Philip Wade, 42, was sentenced to life imprisonment this year after he was found guilty of murdering financial adviser Lynda Spence whose disappearance in April 2011 sparked a massive police investigation.
Ms Spence, 27, of Glasgow, was abducted and held at a flat in West Kilbride, Ayrshire, where she was tied to a chair, burned with an iron, had a thumb cut off and toes crushed.
Wade had denied the murder but after he was convicted along with co-accused Colin Coats, 42, the trial judge, Lord Pentland, told him the crime was "truly monstrous and barbaric".
The judge told Wade: "The evidence shows you are a violent and dangerous man with no respect for human life or for the values of a civilised society."
But Wade has now launched an appeal against both his conviction and the sentence.
Several of his proposed grounds of appeal against conviction were rejected at a sifting stage and his counsel Gary Allan QC yesterday unsuccessfully argued at the Court of Criminal Appeal in Edinburgh they should be reinstated.
Mr Allan said: "In respect of each of these grounds it would be appropriate for the court to quash the conviction for murder."
He said when taken together they amounted to a miscarriage of justice. Several of them related to the adequacy of the directions the judge gave to the jury at the end of the 12-week trial at the High Court in Glasgow.
Mr Allan said: "The case involved both a murder without a body and a murder which was not witnessed by any of the Crown witnesses."
While Wade's bid to have his full proposed grounds of appeal heard at a hearing failed he has remaining grounds challenging his conviction which have been allowed, including an alleged failure to adequately disclose to the defence that Ms Spence was a police intelligence source.

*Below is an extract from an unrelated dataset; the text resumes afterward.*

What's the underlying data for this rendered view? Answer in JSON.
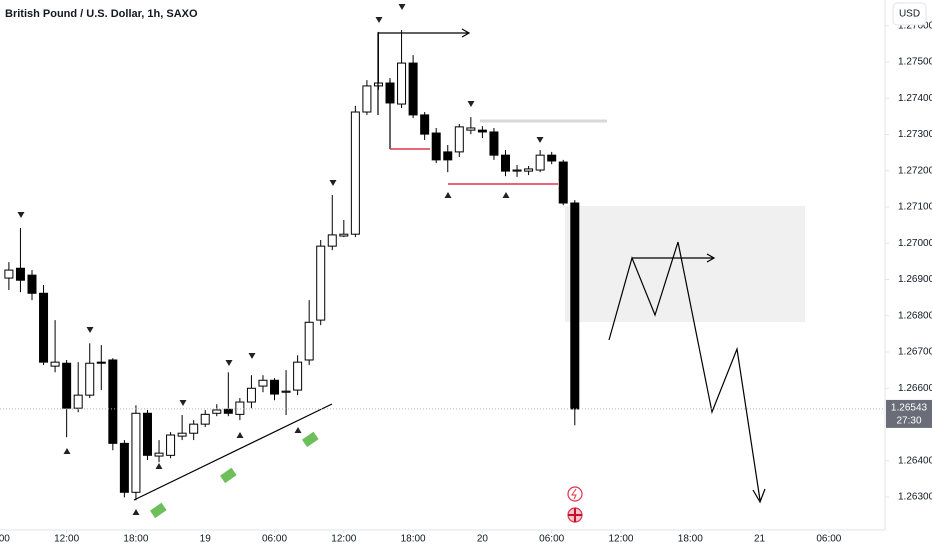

Before she went missing Ms Spence was asked by the Scottish Crime and Drug Enforcement Agency to become a covert human intelligence source which she had agreed to. She was to provide intelligence on suspected criminals.
Wade's lawyers claim the Crown failed to make timely or adequate disclosure to them that she had been recruited by the SCDEA and this caused significant prejudice to Wade's defence.
It is maintained there was material that there were a number of possible perpetrators with motives other than Wade.